To mark Pride Month, we examine the continuing discrimination faced by transgender employees in China despite a landmark legal ruling last year.
In the two years since she got fired by her former employer after gender reassignment surgery, Ms. Ma has only been able to find odd jobs - voice acting, podcasting, etc.
“To get a job, I don’t intentionally reveal my transgender identity to my new employer,” Ma said. “Sometimes the recruiter would shout ‘renyao’ (a derogatory term loosely translated as ladyboy) at first glance. It was really humiliating.”
Ma’s former employer, an entertainment company in Hangzhou, abruptly ended her employment contract in 2019, telling her that, after her gender reassignment surgery, they couldn’t decide whether she should work with male or female clients.
Ma later filed a lawsuit against the company on the grounds of violating her right to equal employment. This was the first time a transgender person had used this legal provision in an employment dispute, although there had been earlier transgender rights cases filed on the grounds of illegal dismissal.
In 2020, the court ruled against Ma in favour of her employer, citing the company’s autonomy in making employment decisions. “The company said they fired me because I was late for work,” Ma said. “It was clearly an excuse; we had a flexible schedule, and many other employees were fine despite the fact that they were often late, too.”
Photograph. Ludovic Bertron, reproduced under a creative commons license.
Ma’s story mirrors the broader plight of transgender employees at workplaces in China. According to a 2017 report, the unemployment rate among the transgender population is nearly 12 percent - three times higher than the official national rate at the time. Another study conducted in 2016 showed that 14.3 percent of its respondents had been denied employment because of their sexual orientation or gender identity.
In May 2021, the Beijing LGBT Center released an extensive survey, LGBTI Diversity and Inclusion in Corporation in China, published with support of the United Nations Development Program. Among 122 companies surveyed, only 13.9 percent had official rules covering anti-discrimination and equal opportunities, and fewer than ten percent had programs on diversity training or LGBTI employee resources groups.
One of a few legal victories for transgender people’s workplace disputes took place in 2020, when a Beijing court ruled that e-commerce platform Dangdang had illegally fired a transgender employee, surnmade Gao, after she took two months’ leave for gender reassignment surgery in 2018.
Activists celebrated the case as an important breakthough for transgender rights in China, with its powerfully-worded verdict garnering more than 380 million views on social media platform Weibo.
“The trend of modern society is towards increasingly rich diversity,” the verdict read. “We are accustomed to understanding society through our conception of biological sex, but there are some people who express their gender identity in accordance with their own life experience. This kind of social expression - the existence of which is sustained - often requires us to renew our understanding and how we look at things.”
The court ruled that Dangdang should pay Gao her overdue salary of about 120,000 yuan. It also said that she had the right to use the office’s women’s toilet, and that other colleagues should respect her identity. The intermediate court emphasized the legal recognition of her changed sex in dismissing her coworkers’ discomfort.

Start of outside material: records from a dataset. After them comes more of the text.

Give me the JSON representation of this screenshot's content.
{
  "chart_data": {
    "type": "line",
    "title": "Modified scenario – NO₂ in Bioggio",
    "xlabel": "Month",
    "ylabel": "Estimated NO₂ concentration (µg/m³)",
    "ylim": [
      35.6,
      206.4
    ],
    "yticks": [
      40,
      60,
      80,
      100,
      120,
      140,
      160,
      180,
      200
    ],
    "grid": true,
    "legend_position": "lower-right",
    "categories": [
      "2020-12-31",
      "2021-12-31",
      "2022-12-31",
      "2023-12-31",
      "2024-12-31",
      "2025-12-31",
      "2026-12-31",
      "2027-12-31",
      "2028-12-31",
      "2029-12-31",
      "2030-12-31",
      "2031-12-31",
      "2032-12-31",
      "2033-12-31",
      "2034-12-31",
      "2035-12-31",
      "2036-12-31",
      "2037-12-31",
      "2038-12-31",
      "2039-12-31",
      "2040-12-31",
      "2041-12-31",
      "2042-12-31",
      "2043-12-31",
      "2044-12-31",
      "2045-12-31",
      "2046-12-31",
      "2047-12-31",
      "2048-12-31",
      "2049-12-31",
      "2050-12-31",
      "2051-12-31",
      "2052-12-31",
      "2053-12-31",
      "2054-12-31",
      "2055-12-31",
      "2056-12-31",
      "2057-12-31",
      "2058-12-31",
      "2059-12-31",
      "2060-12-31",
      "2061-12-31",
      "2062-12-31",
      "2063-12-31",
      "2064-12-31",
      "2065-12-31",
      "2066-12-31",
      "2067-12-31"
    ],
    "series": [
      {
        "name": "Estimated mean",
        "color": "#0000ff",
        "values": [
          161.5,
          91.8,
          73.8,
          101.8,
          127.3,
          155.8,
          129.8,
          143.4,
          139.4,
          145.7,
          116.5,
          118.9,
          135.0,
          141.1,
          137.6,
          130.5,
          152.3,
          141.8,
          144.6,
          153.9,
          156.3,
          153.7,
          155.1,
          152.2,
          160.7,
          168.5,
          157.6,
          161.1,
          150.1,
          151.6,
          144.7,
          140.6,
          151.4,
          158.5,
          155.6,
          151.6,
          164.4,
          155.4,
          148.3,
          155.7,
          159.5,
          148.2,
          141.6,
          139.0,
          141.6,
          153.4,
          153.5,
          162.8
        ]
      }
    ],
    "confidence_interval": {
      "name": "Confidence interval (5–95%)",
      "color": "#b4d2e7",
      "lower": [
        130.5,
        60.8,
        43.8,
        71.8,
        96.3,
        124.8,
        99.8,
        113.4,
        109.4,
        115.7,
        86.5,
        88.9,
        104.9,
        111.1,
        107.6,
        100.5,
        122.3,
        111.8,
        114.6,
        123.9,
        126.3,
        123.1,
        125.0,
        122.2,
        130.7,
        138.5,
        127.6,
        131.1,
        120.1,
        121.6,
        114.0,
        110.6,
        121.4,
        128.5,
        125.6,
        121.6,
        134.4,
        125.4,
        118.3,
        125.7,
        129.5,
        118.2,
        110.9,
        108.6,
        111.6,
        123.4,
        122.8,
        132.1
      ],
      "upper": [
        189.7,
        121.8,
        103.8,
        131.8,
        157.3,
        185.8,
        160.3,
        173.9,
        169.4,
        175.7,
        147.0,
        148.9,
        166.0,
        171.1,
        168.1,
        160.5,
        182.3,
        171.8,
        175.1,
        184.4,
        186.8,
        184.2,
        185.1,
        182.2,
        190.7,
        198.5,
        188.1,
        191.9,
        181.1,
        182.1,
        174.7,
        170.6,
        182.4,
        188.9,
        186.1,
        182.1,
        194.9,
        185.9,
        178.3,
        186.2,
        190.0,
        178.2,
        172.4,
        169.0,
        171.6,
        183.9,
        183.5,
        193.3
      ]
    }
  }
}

However, in the time between the initial court decision and the appeal, Dangdang sent Gao a brazenly offensive letter that addressed her as “Mr.” and asked that she consider bringing her own security guard to work, in case, as a “mentally ill person,” she had an “episode” and violently attacked her colleagues.
Gao’s case is regarded as the clearest legal victory to-date for protecting transgender individuals’ rights in the workplace. However, the case was handled as a labour dispute not an equal right to employment case. Darius Longarino, a fellow at Yale Law School’s Paul Tsai China Center, pointed out:
“The courts did not say that all people should be treated equally regardless of their gender identity. The courts’ analysis focused on how Gao satisfied the regulatory criteria for transitioning from one legally recognized gender to another.”
Winning a successful transgender discrimination lawsuit will remain an uphill battle, according to Liu Minghui, law professor at China Women’s University, who noted that plaintiffs need to carry the burden of proof, which can be difficult to satisfy.
“People nowadays are becoming more empathetic with transgender people, with the media coverage of those law cases playing an important role,” Liu said. “But a lot of work has to be done to create a safe working environment for LGBT employees.”
Please see our explainer on workplace discrimination in China for a broader discussion of this issue.
Correction: An earlier version of this article quoted staff from the Beijing LGBT Center. The Center wishes to stress that it did not knowingly talk to China Labour Bulletin on this issue. We apologise for any misunderstanding.